Since production of FepA, Fiu, and Cir is induced under limited-iron conditions (10), the sensitivity of strain BZB1011 to MccH47 was assayed with and without the addition of the iron chelator EDDHA. The critical dilution method was employed as described in Materials and Methods. A fourfold increase in the sensitivity of BZB1011 was detected under low-iron conditions compared to results of the assay in the absence of EDDHA. This result is in accordance with the finding that the iron-regulated catechol receptors are involved in uptake of MccH47.

The presented analyses on the MccH47 mode of action indicate that this peptide antibiotic probably starts its action by binding to the outer membrane receptor proteins FepA, Fiu, or Cir and then crosses the outer membrane through the TonB pathway. In addition, ATP synthase was found to be required for MccH47 action. atp mutants resisted both mature MccH47 proceeding from the external milieu and the intracellular toxic activity of the MccH47 precursor. This phenotype characterizes target mutants, pointing to the possibility that ATP synthase could be the subcellular structure where MccH47 exerts its final antibiotic effect. Previous results on MccH47 immunity, a function clearly assigned to an integral membrane peptide, are in accordance with a membrane localization of the MccH47 target (30).

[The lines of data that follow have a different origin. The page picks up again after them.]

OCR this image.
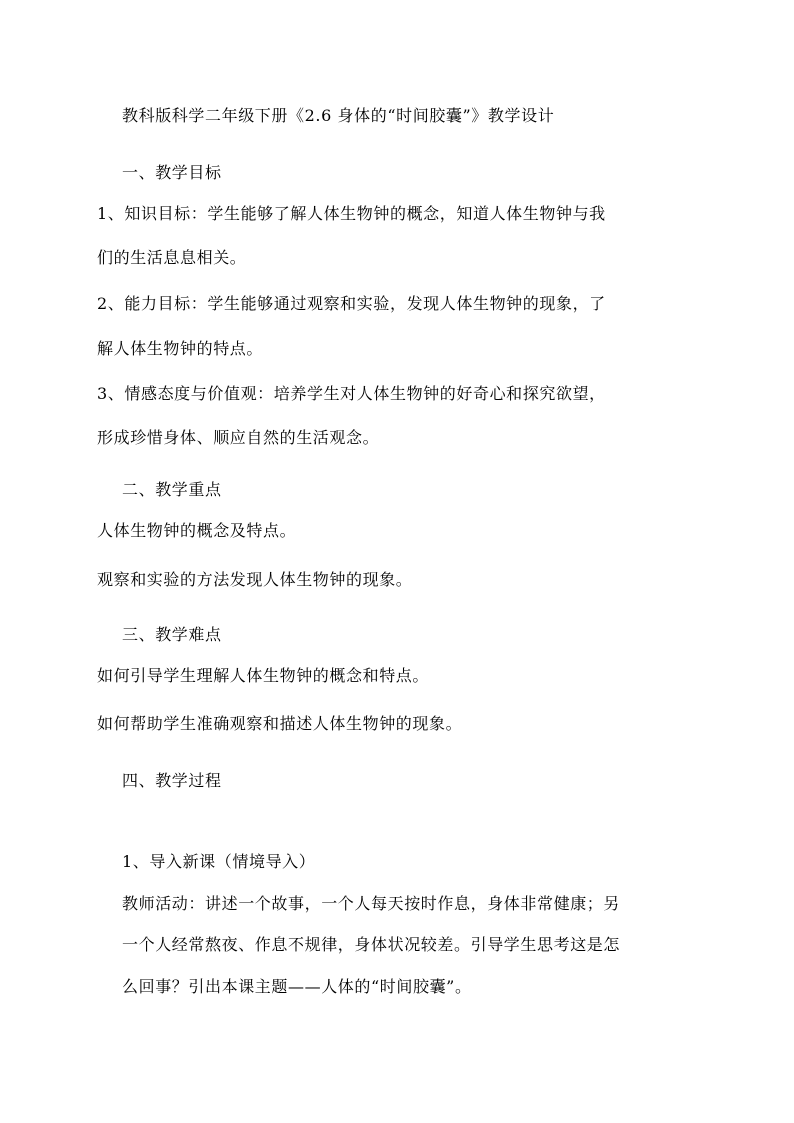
教科版科学二年级下册《2.6 身体的“时间胶囊”》教学设计
一、教学目标
1、知识目标：学生能够了解人体生物钟的概念，知道人体生物钟与我
们的生活息息相关。
2、能力目标：学生能够通过观察和实验，发现人体生物钟的现象，了
解人体生物钟的特点。
3、情感态度与价值观：培养学生对人体生物钟的好奇心和探究欲望，
形成珍惜身体、顺应自然的生活观念。
二、教学重点
人体生物钟的概念及特点。
观察和实验的方法发现人体生物钟的现象。
三、教学难点
如何引导学生理解人体生物钟的概念和特点。
如何帮助学生准确观察和描述人体生物钟的现象。
四、教学过程
1、导入新课（情境导入）
教师活动：讲述一个故事，一个人每天按时作息，身体非常健康；另
一个人经常熬夜、作息不规律，身体状况较差。引导学生思考这是怎
么回事？引出本课主题——人体的“时间胶囊”。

Several antifungal natural products that inhibit the eukaryotic mitochondrial F_oF₁-ATP synthase have been described, including the well-known polyketide oligomycin (26, 32). However, there are no precedents of antibiotics targeted on the prokaryotic ATP synthase complex.

The results presented here suggest that ATP synthase could be the target of microcin H47. If this were the case, it would be the first description of an antibacterial effect exerted through interaction with this subcellular complex. More studies will be needed to test this hypothesis.